On June 15, 2012, President Obama signed a memo that allows certain people who came into the United States before they were 16 years old to apply for deferred action.
What is Deferred Action?
Deferred action means that a person who is in the United States illegally is allowed to remain in the country under that action for a period of time. And during that period of time, immigration is not going to question that person’s legal status in the United States.
There are certain conditions that have to be met for a person to be eligible for deferred action or DACA. These conditions include:
- enter into the United States before the age of 16
- enter into the United States without “papers” or the “papers” expired as of June 15, 2012
- be physically in the United States on June 15, 2012 and when you are filing the DACA application
- reside in the United States since June 15, 2007 to the present without interruption (there are some exceptions)

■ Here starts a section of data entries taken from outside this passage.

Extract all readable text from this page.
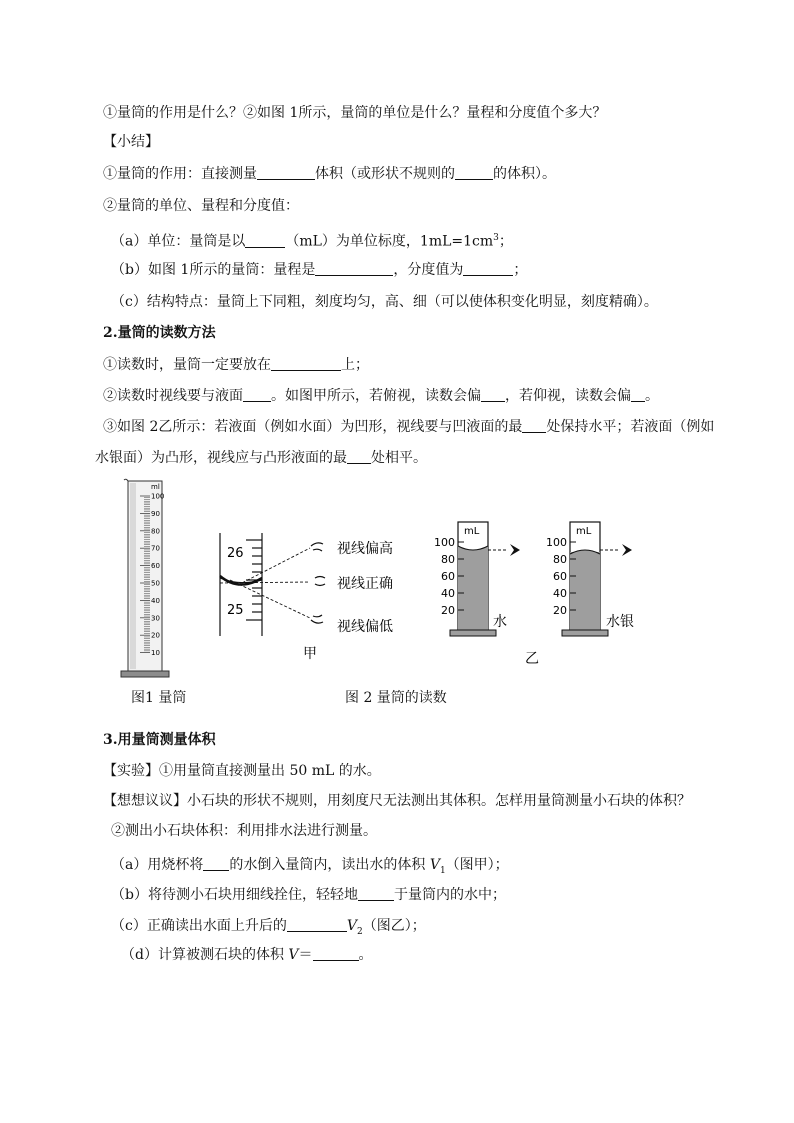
①量筒的作用是什么？②如图 1所示，量筒的单位是什么？量程和分度值个多大？
【小结】
①量筒的作用：直接测量	体积（或形状不规则的	的体积）。
②量筒的单位、量程和分度值：
（a）单位：量筒是以	（mL）为单位标度，$1mL=1cm^3$；
（b）如图 1所示的量筒：量程是	，分度值为	；
（c）结构特点：量筒上下同粗，刻度均匀，高、细（可以使体积变化明显，刻度精确）。
2.量筒的读数方法
①读数时，量筒一定要放在	上；
②读数时视线要与液面 。如图甲所示，若俯视，读数会偏 ，若仰视，读数会偏 。
③如图 2乙所示：若液面（例如水面）为凹形，视线要与凹液面的最 处保持水平；若液面（例如
水银面）为凸形，视线应与凸形液面的最 处相平。
ml
100
90
80
70
60
50
40
30
20
10
26
25
视线偏高
视线正确
视线偏低
甲
mL
100
80
60
40
20
水
mL
100
80
60
40
20
水银
乙
图1 量筒	图 2 量筒的读数
3.用量筒测量体积
【实验】①用量筒直接测量出 50 mL 的水。
【想想议议】小石块的形状不规则，用刻度尺无法测出其体积。怎样用量筒测量小石块的体积？
②测出小石块体积：利用排水法进行测量。
（a）用烧杯将 的水倒入量筒内，读出水的体积 $V_1$（图甲）；
（b）将待测小石块用细线拴住，轻轻地	于量筒内的水中；
（c）正确读出水面上升后的	$V_2$（图乙）；
（d）计算被测石块的体积 V＝	。
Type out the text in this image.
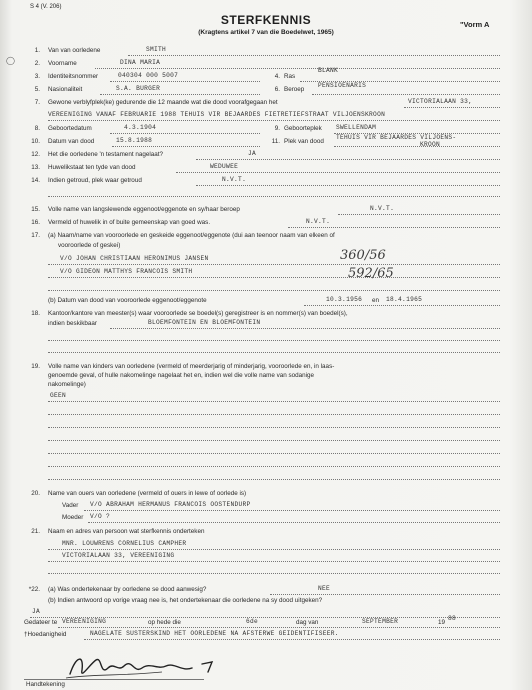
S 4 (V. 206)
STERFKENNIS
(Kragtens artikel 7 van die Boedelwet, 1965)
"Vorm A
◯
1. Van van oorledene	SMITH
2. Voorname	DINA MARIA
3. Identiteitsnommer	040304 000 5007	4. Ras
BLANK
5. Nasionaliteit	S.A. BURGER	6. Beroep
PENSIOENARIS
7. Gewone verblyfplek(ke) gedurende die 12 maande wat die dood voorafgegaan het	VICTORIALAAN 33,
VEREENIGING VANAF FEBRUARIE 1988 TEHUIS VIR BEJAARDES FIETRETIEFSTRAAT VILJOENSKROON
8. Geboortedatum	4.3.1904	9. Geboorteplek SWELLENDAM
10. Datum van dood	15.8.1988	11. Plek van dood
TEHUIS VIR BEJAARDES VILJOENS-
KROON
12. Het die oorledene 'n testament nagelaat?	JA
13. Huwelikstaat ten tyde van dood	WEDUWEE
14. Indien getroud, plek waar getroud	N.V.T.
15. Volle name van langslewende eggenoot/eggenote en sy/haar beroep	N.V.T.
16. Vermeld of huwelik in of buite gemeenskap van goed was.	N.V.T.
17. (a) Naam/name van vooroorlede en geskeide eggenoot/eggenote (dui aan teenoor naam van elkeen of
vooroorlede of geskei)
V/O JOHAN CHRISTIAAN HERONIMUS JANSEN
V/O GIDEON MATTHYS FRANCOIS SMITH
360/56
592/65
(b) Datum van dood van vooroorlede eggenoot/eggenote	10.3.1956 en 18.4.1965
18. Kantoor/kantore van meester(s) waar vooroorlede se boedel(s) geregistreer is en nommer(s) van boedel(s),
indien beskikbaar	BLOEMFONTEIN EN BLOEMFONTEIN
19. Volle name van kinders van oorledene (vermeld of meerderjarig of minderjarig, vooroorlede en, in laas-
genoemde geval, of hulle nakomelinge nagelaat het en, indien wel die volle name van sodanige
nakomelinge)
GEEN
20. Name van ouers van oorledene (vermeld of ouers in lewe of oorlede is)
Vader V/O ABRAHAM HERMANUS FRANCOIS OOSTENDURP
Moeder V/O ?
21. Naam en adres van persoon wat sterfkennis onderteken
MNR. LOUWRENS CORNELIUS CAMPHER
VICTORIALAAN 33, VEREENIGING
*22. (a) Was ondertekenaar by oorledene se dood aanwesig?	NEE
(b) Indien antwoord op vorige vraag nee is, het ondertekenaar die oorledene na sy dood uitgeken?
JA
Gedateer te VEREENIGING	op hede die	6de	dag van	SEPTEMBER	19
88
†Hoedanigheid	NAGELATE SUSTERSKIND HET OORLEDENE NA AFSTERWE GEIDENTIFISEER.
Handtekening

- be under the age of 31 as of June 15, 2012
- graduate from high school, have your GED, or enroll in school or a school program
- no felony convictions or some other criminal records
- If you are granted deferred action or DACA, it is good for a period of 2 years.
- Deferred action may be renewed.
- If you are granted DACA, you will also get work authorization.
- If immigration starts actions to remove you from the United States, you may still be eligible for DACA.
- If you have DACA, that does not help you get a green card. But if you have DACA, you can remain in the United States for a period of 2 years, which can be renewed. And you will have authorization to work in the United States.